Crypto investors found encouragement in the U.S. consumer price index (CPI) report released on September 13. The report revealed a 0.6% increase in the CPI for August, the highest monthly rise in over a year. The spike was primarily driven by surging gasoline prices, which accounted for more than half of the increase. However, core prices, excluding food and energy costs, rose by a modest 0.3%, slightly exceeding the estimated 0.2%. Overall, core inflation remained on a downward trajectory towards the Federal Reserve’s preferred target of 2%.

The Relationship Between Core Inflation and Rate Hike Speculation

The decline in core inflation coincides with derivative market traders adjusting their projections for a potential rate hike pause in September. The probability of the target rate remaining unchanged during the Federal Reserve’s September 19-20 meeting has jumped from 93% to 97% in just one week. Historically, stabilizing or lowering interest rates has signaled a bullish sentiment among crypto investors, which could explain the recent market rally.

The recent court ruling regarding the defunct crypto exchange FTX also contributed to the positive sentiment among crypto investors. Judge John Dorse approved the sale of FTX’s crypto assets, while restricting the sale of Bitcoin, Ethereum, and other associated assets. With these cryptocurrencies comprising approximately 70% of the total market valuation, concerns over potential selling pressure of these assets were alleviated. The ruling also imposed a limitation on the sales of remaining crypto holdings, allowing a maximum of $50 million per week and requiring written notice beforehand.

Debunking Fear-Driven Theories of Selloffs

Data researchers at Messari debunked theories that FTX sales would trigger massive selloffs in the crypto market. They emphasized that the primary holding of FTX, Solana (SOL), is subject to vesting schedules. Within the past 24 hours, SOL demonstrated strong performance, surging by over 4% and contributing to the overall market upswing.

Short-Term Rebound and Buying Signals

The recent gains in the cryptocurrency market over the past 24 hours are part of a short-term rebound that initiated on September 11. During this period, the market’s daily relative strength index (RSI) dropped to 30, which is considered an “oversold” threshold by traditional analysts. Historically, an RSI of 30 or below has been viewed as a buy signal in the crypto market.

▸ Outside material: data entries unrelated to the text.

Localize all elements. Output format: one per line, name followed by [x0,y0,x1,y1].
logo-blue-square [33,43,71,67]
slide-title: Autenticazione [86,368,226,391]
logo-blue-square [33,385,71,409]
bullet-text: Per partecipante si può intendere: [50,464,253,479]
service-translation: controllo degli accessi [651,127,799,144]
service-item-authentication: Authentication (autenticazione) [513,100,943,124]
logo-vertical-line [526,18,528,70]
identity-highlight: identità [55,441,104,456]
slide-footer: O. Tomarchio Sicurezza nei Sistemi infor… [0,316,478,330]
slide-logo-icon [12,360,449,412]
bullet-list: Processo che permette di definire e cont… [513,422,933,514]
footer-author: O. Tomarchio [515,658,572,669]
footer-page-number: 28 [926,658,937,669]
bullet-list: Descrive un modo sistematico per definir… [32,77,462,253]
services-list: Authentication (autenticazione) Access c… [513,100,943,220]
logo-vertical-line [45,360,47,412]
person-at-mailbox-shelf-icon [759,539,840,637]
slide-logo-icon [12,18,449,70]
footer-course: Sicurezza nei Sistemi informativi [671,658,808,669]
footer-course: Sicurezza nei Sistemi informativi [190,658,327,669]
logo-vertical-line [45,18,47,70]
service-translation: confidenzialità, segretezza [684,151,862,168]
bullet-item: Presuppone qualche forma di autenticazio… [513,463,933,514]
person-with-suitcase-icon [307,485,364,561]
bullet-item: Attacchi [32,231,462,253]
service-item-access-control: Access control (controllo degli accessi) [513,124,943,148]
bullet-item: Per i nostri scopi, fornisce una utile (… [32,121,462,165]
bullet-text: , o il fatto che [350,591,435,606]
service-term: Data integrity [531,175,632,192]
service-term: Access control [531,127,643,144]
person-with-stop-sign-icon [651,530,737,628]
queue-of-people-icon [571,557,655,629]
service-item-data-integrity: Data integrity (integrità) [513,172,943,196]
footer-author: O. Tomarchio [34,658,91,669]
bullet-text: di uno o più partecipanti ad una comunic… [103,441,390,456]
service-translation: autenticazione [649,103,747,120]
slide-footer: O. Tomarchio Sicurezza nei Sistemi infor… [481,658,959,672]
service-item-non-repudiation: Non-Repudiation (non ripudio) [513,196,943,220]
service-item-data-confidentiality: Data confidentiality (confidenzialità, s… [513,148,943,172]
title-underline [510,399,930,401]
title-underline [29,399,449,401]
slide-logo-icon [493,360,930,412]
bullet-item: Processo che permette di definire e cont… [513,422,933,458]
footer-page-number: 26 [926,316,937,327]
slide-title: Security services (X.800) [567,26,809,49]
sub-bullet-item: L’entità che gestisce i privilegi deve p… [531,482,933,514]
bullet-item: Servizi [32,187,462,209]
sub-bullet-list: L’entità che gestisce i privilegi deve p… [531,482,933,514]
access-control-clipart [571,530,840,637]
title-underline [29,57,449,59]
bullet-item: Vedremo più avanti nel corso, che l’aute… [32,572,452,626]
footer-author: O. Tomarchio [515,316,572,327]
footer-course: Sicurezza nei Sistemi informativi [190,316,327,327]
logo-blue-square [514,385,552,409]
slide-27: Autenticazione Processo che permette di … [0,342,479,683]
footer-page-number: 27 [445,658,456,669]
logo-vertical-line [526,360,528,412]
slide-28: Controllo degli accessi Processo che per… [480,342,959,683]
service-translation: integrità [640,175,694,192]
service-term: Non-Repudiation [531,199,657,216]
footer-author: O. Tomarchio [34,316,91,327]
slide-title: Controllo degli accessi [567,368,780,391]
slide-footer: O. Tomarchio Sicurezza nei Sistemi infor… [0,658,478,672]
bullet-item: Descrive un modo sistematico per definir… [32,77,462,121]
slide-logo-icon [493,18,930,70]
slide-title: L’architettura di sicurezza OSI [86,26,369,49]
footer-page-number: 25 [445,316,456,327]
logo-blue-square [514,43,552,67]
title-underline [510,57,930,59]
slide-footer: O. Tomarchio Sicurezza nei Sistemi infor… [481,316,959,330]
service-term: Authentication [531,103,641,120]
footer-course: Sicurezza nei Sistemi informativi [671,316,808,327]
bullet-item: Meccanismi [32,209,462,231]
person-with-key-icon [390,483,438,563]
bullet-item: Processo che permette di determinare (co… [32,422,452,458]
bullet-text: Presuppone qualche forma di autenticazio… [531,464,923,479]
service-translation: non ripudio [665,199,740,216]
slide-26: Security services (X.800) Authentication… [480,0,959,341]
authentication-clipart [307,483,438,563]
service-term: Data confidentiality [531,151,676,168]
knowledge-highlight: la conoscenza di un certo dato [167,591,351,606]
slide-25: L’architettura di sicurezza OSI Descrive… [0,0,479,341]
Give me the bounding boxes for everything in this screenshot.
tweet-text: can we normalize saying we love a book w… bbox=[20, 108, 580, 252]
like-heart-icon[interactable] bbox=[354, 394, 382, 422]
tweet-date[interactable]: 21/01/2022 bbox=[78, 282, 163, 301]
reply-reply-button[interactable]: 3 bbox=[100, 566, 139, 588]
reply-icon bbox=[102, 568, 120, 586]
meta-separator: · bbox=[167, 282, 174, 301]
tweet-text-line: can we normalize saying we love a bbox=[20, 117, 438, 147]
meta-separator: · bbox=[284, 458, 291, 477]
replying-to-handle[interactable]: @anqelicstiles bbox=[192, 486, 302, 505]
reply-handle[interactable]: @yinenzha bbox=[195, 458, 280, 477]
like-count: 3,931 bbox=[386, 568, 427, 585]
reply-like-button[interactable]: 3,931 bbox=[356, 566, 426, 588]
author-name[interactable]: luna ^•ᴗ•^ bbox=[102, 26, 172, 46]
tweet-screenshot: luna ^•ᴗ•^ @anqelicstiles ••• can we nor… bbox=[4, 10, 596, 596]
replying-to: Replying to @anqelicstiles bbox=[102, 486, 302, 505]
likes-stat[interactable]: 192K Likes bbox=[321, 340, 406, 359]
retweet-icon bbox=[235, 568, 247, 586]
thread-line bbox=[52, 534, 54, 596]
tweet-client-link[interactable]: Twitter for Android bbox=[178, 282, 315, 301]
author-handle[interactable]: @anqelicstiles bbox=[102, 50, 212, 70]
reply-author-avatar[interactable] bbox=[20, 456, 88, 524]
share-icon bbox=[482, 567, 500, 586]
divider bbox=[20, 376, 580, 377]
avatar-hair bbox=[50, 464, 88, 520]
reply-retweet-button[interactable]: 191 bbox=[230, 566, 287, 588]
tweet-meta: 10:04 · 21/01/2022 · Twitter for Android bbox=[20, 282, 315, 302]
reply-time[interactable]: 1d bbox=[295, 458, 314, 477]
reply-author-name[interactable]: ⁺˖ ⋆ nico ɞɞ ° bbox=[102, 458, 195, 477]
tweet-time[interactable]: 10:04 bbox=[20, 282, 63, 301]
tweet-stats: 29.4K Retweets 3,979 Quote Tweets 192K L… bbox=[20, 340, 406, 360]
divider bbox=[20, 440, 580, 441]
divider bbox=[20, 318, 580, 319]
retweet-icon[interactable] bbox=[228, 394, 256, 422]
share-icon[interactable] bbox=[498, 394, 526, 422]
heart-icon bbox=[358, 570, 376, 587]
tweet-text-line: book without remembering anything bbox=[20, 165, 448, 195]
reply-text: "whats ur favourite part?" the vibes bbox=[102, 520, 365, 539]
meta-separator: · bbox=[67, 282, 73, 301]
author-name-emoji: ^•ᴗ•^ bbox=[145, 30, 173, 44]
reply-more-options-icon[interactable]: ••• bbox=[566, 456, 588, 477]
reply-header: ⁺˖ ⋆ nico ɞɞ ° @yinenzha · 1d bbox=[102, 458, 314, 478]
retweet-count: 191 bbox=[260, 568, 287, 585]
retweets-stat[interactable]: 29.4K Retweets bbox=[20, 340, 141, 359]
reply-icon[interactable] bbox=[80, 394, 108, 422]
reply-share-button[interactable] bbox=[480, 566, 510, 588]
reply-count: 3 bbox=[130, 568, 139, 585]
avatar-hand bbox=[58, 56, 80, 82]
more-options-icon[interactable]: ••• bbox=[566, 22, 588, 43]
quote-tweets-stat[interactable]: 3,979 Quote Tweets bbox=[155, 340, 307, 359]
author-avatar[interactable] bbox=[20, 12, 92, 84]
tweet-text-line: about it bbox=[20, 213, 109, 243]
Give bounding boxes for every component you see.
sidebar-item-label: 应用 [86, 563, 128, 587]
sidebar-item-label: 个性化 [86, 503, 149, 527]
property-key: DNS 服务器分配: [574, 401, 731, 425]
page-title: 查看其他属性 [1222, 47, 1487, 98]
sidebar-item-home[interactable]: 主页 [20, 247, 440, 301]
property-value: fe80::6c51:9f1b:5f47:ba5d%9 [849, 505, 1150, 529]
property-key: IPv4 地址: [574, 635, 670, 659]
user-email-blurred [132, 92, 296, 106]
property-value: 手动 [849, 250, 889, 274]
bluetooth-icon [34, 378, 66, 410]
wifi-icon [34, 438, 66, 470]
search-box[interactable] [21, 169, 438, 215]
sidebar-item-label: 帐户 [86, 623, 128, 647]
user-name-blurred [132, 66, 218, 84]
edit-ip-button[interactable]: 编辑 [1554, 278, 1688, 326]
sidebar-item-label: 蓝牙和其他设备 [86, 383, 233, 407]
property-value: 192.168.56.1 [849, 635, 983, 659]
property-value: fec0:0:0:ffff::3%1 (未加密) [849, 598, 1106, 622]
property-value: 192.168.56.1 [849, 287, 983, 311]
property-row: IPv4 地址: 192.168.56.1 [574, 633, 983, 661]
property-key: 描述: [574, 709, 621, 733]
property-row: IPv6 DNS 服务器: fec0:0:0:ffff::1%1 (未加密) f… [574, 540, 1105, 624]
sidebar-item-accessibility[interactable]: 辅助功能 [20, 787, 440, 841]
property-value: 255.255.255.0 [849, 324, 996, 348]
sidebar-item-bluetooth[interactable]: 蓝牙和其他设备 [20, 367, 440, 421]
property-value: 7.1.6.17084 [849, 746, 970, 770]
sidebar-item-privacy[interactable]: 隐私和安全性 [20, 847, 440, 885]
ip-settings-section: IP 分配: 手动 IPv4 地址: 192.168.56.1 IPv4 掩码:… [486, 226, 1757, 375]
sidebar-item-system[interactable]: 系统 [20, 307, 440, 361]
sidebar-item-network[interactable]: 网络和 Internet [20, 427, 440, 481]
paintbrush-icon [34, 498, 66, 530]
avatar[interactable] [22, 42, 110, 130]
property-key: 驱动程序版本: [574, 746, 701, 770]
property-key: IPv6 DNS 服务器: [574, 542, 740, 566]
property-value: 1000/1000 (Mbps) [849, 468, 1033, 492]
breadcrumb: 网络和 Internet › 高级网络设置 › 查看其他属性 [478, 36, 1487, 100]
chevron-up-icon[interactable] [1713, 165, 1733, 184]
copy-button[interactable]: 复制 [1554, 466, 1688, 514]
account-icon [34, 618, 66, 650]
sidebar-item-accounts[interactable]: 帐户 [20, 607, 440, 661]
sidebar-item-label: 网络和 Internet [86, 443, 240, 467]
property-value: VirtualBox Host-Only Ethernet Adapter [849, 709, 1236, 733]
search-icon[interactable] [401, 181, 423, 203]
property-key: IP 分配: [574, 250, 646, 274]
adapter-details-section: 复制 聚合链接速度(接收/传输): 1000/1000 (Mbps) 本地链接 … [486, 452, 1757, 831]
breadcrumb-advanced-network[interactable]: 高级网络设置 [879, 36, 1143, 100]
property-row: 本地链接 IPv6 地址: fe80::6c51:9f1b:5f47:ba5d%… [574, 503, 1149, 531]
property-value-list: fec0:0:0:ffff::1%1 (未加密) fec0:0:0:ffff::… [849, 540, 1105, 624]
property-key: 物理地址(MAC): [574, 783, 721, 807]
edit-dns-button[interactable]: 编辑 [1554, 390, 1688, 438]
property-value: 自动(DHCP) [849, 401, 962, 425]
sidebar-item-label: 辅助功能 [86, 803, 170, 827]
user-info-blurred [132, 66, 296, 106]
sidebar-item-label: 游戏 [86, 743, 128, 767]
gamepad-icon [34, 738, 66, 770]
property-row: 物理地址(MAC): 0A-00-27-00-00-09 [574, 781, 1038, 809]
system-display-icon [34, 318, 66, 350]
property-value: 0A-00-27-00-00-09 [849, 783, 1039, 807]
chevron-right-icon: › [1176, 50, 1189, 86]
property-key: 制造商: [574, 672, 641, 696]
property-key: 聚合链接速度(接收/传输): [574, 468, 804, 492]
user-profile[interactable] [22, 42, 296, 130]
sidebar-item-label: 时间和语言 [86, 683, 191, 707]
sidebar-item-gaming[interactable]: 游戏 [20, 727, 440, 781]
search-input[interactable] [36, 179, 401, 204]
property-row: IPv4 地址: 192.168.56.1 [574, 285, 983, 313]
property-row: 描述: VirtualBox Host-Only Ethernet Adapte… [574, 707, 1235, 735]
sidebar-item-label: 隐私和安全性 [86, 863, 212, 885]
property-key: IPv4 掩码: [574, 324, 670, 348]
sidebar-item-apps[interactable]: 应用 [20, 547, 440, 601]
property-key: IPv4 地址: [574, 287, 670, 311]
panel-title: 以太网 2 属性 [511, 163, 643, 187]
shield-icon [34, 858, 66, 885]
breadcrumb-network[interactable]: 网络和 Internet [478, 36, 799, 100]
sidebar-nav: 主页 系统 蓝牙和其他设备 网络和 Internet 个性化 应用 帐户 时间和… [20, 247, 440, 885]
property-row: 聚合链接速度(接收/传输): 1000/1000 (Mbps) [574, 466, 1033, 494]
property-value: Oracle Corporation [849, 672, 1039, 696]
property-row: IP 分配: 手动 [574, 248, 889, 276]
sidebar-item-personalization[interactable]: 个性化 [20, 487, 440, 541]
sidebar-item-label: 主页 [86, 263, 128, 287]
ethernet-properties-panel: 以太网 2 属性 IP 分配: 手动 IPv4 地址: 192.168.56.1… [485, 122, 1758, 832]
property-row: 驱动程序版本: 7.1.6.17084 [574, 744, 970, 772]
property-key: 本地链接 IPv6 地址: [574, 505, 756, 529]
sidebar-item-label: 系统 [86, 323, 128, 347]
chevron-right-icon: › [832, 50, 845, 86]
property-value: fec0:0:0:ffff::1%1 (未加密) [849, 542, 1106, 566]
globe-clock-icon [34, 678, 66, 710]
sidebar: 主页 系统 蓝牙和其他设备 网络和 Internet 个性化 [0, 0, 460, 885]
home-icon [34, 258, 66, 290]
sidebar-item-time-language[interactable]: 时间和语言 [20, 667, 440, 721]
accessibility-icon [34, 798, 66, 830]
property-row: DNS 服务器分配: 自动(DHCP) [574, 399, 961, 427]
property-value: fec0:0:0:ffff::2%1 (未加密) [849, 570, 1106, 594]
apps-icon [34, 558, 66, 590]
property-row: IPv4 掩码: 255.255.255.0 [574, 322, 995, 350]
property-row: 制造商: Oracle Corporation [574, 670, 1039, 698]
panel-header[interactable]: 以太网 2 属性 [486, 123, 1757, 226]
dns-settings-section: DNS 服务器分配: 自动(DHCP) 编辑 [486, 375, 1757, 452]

This strategy has consistently played out this year.

While the current rebound in the crypto market is encouraging, it does not necessarily indicate a prolonged buying trend. The market remains at risk of bearish continuation as long as it remains below its key exponential moving averages (EMA). The 50-day EMA, denoted by the red wave, is positioned near $1.08 trillion, while the 200-day EMA, represented by the blue wave, is near $1.06 trillion. Additionally, the market has faced resistance from a descending trendline since July 2023, inhibiting significant upside movement. As a result, the ongoing rebound may persist until the market valuation reaches the trendline or its 50-day EMA, aligning at $1.04 trillion.

Potential Pullback and Market Correction

However, investors should remain cautious as a pullback may occur either before or after testing the trendline-EMA confluence. Such a correction could result in a decline in the crypto market valuation to the range of $980-995 billion, indicated by the red area on the chart. This potential dip should be anticipated in the fourth quarter.

The cryptocurrency market has experienced substantial growth in response to the anticipated absence of monetary policy action after the release of the U.S. inflation data. While positive factors such as the U.S. CPI report, the FTX court ruling, and the short-term rebound have contributed to this surge, caution is advised due to the market’s resistance levels and the potential for a pullback in the near future.